> On Mar 4, 2022, at 9:08 AM, Antoine Pitrou <anto...@python.org> wrote:
>
>
> I opened https://issues.apache.org/jira/browse/ARROW-15846
> Regards
>
> Antoine.
>
>
> Le 04/03/2022 à 15:05, Antoine Pitrou a écrit :
>> Le 04/03/2022 à 15:01, Hanqi Wu a écrit :
>>> Hi Antoine,
>>>
>>> I agree n_buffers should still be set to 1. But as per the below PyArrow
>>> doc, n_buffers’s value will be 0 if no null values in a struct array. This
>>> is what confuses me.
>>>
>>> "A struct array does not have any additional allocated physical storage for
>>> its values. A struct array must still have an allocated validity bitmap, if
>>> it has one or more null values.”
>> Ok, the wording is clumsy, but note "*allocated* validity bitmap" :-) In
>> other words, if the null count is 0, the validity bitmap need not be
>> allocated, but it's still "present" in the metadata (for example as a
>> null pointer, if using the C data interface).

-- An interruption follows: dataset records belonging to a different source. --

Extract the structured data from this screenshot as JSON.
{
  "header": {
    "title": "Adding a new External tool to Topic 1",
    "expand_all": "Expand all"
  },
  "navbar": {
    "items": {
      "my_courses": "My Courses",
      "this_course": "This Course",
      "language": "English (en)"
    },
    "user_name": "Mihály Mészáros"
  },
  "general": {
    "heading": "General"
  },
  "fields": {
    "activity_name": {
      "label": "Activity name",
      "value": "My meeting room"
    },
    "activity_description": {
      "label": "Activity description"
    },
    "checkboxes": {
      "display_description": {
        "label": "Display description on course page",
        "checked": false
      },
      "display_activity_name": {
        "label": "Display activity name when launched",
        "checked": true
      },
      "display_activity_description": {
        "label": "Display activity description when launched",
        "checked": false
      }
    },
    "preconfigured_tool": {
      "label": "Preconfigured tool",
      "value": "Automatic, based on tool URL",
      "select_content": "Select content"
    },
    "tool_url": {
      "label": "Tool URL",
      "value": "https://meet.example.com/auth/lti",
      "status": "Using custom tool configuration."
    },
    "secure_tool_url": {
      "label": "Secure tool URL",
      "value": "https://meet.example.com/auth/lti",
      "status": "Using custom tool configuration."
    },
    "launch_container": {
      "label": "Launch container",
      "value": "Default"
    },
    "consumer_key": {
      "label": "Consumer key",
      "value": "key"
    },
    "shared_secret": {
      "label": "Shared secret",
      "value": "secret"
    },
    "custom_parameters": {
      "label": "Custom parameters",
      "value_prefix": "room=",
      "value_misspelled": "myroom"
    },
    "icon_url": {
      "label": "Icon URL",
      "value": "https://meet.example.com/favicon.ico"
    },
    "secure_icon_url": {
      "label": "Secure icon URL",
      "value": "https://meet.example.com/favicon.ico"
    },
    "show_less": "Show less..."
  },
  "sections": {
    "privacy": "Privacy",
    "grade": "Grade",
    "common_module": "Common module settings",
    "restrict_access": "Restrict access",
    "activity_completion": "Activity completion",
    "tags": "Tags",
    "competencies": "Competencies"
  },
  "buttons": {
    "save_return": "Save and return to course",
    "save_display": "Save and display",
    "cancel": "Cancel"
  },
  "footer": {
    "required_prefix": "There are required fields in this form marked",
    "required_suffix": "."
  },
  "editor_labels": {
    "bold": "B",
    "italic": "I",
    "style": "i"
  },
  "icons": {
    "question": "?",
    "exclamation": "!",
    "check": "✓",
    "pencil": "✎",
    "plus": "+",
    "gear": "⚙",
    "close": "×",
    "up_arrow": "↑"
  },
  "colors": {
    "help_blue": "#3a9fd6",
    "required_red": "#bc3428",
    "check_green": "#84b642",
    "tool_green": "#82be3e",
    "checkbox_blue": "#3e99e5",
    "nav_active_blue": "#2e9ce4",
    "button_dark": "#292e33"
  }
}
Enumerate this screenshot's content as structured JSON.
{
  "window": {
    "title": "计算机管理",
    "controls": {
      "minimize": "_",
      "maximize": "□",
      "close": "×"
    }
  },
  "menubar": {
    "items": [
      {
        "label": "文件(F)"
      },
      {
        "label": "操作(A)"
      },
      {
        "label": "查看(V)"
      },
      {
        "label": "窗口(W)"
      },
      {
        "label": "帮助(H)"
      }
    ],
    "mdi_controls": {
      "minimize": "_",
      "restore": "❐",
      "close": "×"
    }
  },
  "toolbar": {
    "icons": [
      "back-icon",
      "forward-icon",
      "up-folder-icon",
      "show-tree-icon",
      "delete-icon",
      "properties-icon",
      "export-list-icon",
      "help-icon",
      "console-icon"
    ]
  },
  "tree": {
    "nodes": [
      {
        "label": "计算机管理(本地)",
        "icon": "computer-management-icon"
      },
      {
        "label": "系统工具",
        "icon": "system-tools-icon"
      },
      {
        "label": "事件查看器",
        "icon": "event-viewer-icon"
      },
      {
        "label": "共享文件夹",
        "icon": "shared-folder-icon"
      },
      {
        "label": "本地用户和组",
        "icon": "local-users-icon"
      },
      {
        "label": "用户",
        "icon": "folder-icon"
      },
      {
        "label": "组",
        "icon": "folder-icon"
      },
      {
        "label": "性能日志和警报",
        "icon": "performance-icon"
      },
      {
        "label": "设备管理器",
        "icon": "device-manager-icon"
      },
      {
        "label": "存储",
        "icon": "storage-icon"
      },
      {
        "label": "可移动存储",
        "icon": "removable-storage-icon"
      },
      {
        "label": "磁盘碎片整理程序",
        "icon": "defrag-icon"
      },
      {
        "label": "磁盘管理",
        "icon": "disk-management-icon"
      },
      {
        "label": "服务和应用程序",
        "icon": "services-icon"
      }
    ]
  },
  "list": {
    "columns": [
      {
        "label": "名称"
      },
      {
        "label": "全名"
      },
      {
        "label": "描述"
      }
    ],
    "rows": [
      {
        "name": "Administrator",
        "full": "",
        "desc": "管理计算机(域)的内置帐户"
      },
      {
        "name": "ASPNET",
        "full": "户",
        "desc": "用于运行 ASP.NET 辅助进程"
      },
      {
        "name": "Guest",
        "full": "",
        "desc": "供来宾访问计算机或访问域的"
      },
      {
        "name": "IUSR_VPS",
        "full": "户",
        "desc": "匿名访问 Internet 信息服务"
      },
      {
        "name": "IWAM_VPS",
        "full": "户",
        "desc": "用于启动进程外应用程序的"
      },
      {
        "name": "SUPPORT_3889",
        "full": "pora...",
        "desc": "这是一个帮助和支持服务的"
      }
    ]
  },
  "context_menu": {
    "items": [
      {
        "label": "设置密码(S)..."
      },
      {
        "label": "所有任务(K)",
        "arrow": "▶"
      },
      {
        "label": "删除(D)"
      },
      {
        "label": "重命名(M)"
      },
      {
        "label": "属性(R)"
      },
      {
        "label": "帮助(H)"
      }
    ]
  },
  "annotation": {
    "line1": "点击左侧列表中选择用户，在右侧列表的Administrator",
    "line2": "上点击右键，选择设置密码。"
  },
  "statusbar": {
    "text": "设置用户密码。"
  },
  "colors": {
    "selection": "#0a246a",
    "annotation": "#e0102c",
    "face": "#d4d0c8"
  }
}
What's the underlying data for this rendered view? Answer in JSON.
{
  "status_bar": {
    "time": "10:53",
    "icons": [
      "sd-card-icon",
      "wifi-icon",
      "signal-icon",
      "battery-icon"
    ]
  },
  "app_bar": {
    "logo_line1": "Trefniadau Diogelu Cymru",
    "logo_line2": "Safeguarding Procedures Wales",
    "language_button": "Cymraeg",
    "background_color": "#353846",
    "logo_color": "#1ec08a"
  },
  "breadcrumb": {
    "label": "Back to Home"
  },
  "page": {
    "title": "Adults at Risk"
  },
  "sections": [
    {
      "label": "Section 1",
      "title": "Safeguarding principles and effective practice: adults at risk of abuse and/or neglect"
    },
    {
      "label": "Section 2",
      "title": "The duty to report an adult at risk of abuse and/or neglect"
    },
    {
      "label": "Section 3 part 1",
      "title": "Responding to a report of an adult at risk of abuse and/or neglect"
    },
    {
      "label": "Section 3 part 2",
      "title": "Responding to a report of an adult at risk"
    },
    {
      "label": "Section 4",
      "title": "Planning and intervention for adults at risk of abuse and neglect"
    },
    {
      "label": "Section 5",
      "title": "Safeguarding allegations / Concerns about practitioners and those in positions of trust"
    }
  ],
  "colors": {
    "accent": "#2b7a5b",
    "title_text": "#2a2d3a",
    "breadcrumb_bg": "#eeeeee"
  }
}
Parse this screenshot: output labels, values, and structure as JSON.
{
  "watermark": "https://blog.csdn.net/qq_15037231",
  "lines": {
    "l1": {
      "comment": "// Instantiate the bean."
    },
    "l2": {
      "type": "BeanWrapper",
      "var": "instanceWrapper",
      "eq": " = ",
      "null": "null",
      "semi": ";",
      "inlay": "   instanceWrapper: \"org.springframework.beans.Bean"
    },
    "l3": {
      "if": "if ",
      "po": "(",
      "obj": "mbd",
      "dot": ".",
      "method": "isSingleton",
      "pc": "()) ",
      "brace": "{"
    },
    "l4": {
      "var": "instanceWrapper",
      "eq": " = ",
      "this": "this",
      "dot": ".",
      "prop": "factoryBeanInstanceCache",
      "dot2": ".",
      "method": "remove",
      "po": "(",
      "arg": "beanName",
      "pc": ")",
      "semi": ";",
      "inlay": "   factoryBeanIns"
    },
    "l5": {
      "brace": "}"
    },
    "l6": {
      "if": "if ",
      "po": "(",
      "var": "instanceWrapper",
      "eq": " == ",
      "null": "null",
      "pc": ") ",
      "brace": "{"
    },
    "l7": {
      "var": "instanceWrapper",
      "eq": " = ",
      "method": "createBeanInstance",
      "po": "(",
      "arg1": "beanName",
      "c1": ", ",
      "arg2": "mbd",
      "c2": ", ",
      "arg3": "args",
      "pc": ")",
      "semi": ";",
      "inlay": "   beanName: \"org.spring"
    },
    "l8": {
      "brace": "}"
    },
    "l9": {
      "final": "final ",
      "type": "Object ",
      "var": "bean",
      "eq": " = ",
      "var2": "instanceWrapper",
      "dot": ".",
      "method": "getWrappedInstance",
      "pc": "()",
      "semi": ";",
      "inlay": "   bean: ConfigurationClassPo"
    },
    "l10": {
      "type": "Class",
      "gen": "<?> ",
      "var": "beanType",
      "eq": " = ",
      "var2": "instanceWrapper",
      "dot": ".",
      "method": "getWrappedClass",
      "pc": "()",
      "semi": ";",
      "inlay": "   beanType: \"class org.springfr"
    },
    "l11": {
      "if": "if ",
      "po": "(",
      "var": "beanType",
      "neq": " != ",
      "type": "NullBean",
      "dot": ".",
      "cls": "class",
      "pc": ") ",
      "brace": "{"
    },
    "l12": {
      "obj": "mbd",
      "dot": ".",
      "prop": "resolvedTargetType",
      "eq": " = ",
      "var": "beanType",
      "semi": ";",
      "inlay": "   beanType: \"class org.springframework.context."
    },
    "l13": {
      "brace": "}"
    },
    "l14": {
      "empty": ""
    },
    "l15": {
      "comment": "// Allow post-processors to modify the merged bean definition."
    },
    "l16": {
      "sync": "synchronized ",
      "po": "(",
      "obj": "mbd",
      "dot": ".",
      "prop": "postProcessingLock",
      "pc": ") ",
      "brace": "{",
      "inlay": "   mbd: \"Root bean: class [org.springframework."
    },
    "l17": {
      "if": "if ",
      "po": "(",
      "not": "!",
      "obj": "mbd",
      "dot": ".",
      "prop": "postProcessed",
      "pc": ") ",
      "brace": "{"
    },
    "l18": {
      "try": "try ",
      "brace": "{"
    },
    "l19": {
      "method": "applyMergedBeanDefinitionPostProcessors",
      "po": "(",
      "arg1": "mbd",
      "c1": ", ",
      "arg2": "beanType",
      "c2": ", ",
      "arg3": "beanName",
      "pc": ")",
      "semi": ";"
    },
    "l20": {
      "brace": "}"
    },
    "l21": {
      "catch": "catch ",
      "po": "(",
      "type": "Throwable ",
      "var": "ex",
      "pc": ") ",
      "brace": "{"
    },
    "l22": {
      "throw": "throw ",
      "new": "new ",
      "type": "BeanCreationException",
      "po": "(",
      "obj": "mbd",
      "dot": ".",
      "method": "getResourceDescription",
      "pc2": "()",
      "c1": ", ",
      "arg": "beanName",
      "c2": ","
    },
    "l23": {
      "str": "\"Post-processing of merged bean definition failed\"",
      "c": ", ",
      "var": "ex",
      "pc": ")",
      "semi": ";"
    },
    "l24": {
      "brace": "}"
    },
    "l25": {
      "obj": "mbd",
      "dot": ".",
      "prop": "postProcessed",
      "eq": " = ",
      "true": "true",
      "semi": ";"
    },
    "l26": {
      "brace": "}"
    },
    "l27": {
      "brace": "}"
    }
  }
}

>> This probably deserves clarifying, though. I'll open an issue.
>> Regards
>> Antoine.
>>>
>>> https://arrow.apache.org/docs/format/Columnar.html#struct-layout
>>> Thanks,
>>> Hanqi
>>>
>>> On Mar 4, 2022, at 8:57 AM, Antoine Pitrou
>>> <anto...@python.org<mailto:anto...@python.org>> wrote:
>>>
>>>
>>> Hi Hanqi,
>>>
>>> Le 04/03/2022 à 14:53, Hanqi Wu a écrit :
>>> Hi Antoine,
>>> I agree. But my question is for Arrow StructArray with No null values. In
>>> this case, as per the documentation, n_buffers should be set to 0.
>>>
>>> Well, no. As I said, it should still be 1.
>>>
>>> You can also take a look at the fields produced when exporting such an
>>> array.
>>>
>>> Regards
>>>
>>> Antoine.
>>>
>>>
>>>
>>>
>>> However, “import_from_c” expects StructArray to always have at least 1
>>> buffer allocated, otherwise it throws an exception.
>>> Best,
>>> Hanqi
>>> On Mar 4, 2022, at 8:47 AM, Antoine Pitrou
>>> <anto...@python.org<mailto:anto...@python.org>> wrote:
>>>
>>>
>>> Le 04/03/2022 à 04:17, Hanqi Wu a écrit :
>>> Hello community,
>>> As per the below documentation, for an Arrow StructArray, it won’t have any
>>> physical buffers backing it if it doesn’t contain any null value:
>>> https://arrow.apache.org/docs/format/Columnar.html#struct-layout However,
>>> in PyArrow, it complains if you try to import from C an ArrowArray
>>> representing Struct type without a null vector (no nulls), which, according
>>> to the Arrow spec above, is permitted.
>>> To be more detailed, when doing import from C, it expects the number of
>>> buffers to be 1, as coded here:
>>> https://github.com/apache/arrow/blob/8e43f23dcc6a9e630516228f110c48b64d13cec6/cpp/src/arrow/c/bridge.cc#L1332
>>> Which seems to suggest it will always expect the validity bitmap.
>>>
>>> Not really. It expects one entry in the `buffers` array
>>> (`n_buffers == 1`), but the entry can be NULL:
>>>
>>> """The pointer to the null bitmap buffer, if the data type specifies one,
>>> MAY be NULL only if ArrowArray.null_count is 0."""
>>>
>>> https://arrow.apache.org/docs/format/CDataInterface.html#c.ArrowArray.buffers
>>> You can only see the corresponding logic in the import code here:
>>> https://github.com/apache/arrow/blob/8e43f23dcc6a9e630516228f110c48b64d13cec6/cpp/src/arrow/c/bridge.cc#L1423-L1431
>>>
>>> Regards
>>>
>>> Antoine.
>>>